静けさのかたち
角形フードをつけたカメラを、まじまじと眺めた。
思っていたよりも、ずいぶん優しい顔をしている。
動画を撮る人の目には映らないかもしれないが、
それでいい。
最近のデジカメ紹介は、動画性能とSNS連携の話ばかりだ。
「静かに撮ること」そのものが、
どこかに置き去りにされている気がする。
シャッターを切るとき、誰かのためではなく、
自分の呼吸に合わせたいと思うようになった。
息を吸って、吐いて、その流れの中でそっと切る。
それだけの行為が、今ではとても貴重に感じられる。七間町のベンチに腰を下ろし、通りを抜ける風に
身を委ねて目を閉じていたら、
ふと誰かを待っているような気持ちになった。
静かな通りだが、不思議と居心地は悪くない。
この感じは、案外自分に
合っているのかもしれないと思う。
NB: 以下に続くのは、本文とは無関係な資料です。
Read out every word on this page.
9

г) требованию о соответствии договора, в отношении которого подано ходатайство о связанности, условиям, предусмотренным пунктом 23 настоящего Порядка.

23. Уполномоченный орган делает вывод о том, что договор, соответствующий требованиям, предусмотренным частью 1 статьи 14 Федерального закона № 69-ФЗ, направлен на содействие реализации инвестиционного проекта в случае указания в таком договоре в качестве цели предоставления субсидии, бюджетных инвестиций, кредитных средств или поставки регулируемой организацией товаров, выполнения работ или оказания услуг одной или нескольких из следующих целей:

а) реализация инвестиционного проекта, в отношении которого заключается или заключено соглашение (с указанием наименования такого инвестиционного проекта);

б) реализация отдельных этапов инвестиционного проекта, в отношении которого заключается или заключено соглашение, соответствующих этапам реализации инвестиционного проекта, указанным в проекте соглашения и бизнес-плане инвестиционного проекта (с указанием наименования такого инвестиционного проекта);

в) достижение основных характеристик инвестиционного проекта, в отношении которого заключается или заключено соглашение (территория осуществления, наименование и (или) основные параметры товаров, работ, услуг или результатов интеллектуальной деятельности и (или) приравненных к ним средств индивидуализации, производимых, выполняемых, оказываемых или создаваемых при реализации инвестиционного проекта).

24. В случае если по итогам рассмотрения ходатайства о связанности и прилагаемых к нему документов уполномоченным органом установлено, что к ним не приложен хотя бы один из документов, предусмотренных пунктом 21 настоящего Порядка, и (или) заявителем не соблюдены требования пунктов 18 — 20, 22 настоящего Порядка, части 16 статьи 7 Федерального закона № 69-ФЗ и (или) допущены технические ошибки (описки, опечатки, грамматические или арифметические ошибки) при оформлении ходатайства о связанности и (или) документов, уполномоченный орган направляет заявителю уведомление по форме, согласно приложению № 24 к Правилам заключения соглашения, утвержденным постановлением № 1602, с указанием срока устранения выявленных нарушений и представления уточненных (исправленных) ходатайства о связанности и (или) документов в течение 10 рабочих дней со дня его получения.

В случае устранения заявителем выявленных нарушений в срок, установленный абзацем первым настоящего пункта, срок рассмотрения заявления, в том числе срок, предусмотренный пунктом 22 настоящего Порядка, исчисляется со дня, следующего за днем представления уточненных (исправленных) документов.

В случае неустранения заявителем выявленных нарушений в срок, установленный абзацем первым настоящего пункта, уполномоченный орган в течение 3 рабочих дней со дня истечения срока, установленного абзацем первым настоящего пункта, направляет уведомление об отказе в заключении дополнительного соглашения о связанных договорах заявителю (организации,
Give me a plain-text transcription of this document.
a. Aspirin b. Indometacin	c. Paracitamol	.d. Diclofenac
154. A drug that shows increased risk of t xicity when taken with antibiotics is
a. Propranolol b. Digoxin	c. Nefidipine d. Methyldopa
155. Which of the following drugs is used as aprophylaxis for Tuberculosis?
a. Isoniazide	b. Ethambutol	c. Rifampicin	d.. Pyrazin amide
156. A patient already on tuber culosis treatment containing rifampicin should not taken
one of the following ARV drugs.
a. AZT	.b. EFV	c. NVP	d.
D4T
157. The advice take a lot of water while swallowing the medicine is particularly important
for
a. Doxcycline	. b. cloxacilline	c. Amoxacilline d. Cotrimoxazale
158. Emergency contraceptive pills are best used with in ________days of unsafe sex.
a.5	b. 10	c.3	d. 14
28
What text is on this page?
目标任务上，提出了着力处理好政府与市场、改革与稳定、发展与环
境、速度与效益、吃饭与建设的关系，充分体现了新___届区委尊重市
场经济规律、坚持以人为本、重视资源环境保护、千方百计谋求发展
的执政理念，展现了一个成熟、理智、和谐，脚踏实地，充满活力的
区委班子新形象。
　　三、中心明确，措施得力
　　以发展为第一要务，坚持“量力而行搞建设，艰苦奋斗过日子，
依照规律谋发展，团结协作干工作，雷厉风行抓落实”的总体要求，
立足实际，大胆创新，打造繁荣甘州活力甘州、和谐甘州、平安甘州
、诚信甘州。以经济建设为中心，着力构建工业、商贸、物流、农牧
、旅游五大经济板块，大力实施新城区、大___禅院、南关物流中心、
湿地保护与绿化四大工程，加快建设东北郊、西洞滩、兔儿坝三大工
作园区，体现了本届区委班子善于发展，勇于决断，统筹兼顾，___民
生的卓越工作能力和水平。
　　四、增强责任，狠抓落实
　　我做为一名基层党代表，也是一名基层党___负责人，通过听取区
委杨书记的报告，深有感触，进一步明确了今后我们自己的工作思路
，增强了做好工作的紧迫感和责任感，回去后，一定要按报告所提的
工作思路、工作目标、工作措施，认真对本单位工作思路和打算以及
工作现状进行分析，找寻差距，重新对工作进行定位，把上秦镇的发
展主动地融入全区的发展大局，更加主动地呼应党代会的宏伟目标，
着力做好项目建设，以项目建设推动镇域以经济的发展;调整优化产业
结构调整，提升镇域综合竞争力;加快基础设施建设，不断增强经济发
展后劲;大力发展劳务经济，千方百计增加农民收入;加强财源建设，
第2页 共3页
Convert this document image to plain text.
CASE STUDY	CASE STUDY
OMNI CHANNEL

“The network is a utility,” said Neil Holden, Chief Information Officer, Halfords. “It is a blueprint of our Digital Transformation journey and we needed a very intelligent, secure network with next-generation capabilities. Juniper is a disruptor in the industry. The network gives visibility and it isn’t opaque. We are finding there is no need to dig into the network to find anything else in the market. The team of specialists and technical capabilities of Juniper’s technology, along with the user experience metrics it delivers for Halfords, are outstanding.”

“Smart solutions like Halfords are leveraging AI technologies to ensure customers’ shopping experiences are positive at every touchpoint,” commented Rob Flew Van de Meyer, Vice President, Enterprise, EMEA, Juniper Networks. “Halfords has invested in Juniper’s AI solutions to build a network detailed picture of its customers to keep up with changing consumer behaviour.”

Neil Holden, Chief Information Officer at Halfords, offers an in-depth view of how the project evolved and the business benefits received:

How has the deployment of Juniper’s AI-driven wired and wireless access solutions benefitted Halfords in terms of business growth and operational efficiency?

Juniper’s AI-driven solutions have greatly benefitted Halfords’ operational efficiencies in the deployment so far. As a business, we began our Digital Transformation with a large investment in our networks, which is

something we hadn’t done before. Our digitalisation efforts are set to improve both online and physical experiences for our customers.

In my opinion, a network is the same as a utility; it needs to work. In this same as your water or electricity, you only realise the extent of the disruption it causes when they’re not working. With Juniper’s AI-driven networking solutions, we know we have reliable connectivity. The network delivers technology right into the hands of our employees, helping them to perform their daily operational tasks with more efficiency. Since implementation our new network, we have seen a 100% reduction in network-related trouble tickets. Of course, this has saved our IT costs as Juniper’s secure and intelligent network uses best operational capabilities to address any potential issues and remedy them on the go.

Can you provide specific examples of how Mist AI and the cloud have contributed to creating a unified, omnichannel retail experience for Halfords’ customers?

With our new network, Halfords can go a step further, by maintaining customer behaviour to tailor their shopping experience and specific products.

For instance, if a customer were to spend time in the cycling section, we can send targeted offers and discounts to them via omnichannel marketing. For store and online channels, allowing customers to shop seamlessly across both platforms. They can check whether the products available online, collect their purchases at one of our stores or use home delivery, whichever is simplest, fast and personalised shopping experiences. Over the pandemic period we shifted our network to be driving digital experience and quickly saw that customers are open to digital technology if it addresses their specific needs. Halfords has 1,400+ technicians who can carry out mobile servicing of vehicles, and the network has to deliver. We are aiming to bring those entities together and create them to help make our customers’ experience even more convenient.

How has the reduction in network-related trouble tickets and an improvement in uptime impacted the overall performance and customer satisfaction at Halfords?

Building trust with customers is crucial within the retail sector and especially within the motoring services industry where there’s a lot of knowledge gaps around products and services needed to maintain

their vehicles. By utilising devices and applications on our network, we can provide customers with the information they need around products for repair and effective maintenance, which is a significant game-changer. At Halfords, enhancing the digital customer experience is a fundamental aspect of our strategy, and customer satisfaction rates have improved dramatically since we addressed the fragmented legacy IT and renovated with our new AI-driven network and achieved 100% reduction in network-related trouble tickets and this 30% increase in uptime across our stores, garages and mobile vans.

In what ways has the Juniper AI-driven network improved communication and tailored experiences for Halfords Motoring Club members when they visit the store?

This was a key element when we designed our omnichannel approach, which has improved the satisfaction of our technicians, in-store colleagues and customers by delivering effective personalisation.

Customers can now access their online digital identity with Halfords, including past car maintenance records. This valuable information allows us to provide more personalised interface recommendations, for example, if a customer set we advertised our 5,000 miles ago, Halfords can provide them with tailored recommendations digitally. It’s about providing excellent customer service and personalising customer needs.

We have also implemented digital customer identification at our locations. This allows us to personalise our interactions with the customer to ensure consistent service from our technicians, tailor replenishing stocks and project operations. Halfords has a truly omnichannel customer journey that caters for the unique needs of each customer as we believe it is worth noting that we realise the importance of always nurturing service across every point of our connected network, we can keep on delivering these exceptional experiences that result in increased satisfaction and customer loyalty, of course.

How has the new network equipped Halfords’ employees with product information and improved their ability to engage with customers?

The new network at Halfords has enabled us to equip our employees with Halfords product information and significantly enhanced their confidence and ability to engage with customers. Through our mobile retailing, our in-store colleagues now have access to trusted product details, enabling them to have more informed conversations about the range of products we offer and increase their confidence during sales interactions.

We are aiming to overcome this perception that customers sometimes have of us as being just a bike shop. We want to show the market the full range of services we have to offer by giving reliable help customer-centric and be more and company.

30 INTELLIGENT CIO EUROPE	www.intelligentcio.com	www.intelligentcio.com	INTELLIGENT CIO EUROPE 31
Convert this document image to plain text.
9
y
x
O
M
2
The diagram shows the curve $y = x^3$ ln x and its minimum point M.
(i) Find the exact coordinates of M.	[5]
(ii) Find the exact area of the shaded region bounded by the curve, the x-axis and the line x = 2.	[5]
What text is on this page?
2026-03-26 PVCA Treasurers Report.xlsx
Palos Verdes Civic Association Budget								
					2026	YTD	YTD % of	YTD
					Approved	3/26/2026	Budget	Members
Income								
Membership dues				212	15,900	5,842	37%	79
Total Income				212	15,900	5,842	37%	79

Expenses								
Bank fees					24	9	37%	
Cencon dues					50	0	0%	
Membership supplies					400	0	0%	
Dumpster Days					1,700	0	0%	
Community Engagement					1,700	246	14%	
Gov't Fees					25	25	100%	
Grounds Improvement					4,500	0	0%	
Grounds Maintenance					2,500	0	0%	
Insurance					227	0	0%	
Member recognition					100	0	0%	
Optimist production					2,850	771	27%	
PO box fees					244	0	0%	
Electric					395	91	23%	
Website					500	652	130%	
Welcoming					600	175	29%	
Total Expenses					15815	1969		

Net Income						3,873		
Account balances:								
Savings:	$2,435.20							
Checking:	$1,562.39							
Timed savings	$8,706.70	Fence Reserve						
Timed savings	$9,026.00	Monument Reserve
何気なくシャッターを切った。
写っていたのは街そのものというより、
何かを探していた頃の自分だった。
かつて賑わいを知っている街ほど、今の静けさが際立つ。
けれど大切なのは、「街がどう変わったか」よりも、
「その空気を自分がどう受け取っているか」なのだろう。
賑わいは、いつも外側にあるとは限らない。
以前は、看板の笑顔や明るい照明を、
そのまま華やかさだと思っていた。
だが今になって考えると、
それもまた演出の一部だったのだと分かる。
写真に修整があるように、街の光にも仕組みがある。
それでも、理屈では説明できないのに、
どうしても立ち止まってしまう場所がある。
それがきっと、「記憶」というものなのだ。
誰かの物語になぞらえる聖地巡礼ではなく、
自分の人生にだけ意味を持つ場所。
先日、その続きを見に行った。
何かが大きく変わったわけではない。
ただ、今も変わらずそこに在ってくれた。
それだけで、思わず「よかったな」と思えた。
誰にも届かなくてもいい。
反応も、評価も、説明もいらない。
ただ、自分のなかに残る光景を、
足音を立てずに記録する。
このレンズが捉えたものが、
どこかで自分を支えてくれるなら、それで十分だ。
あてもなく歩いていると、ふとした場所に出会う。
それをそっと持ち帰り、今日という日に名前をつける。
お散歩写真機とは、たぶんそういうものなのだろう。
——そんなふうに撮る日々が、
これからも静かに続いてくれればと思う。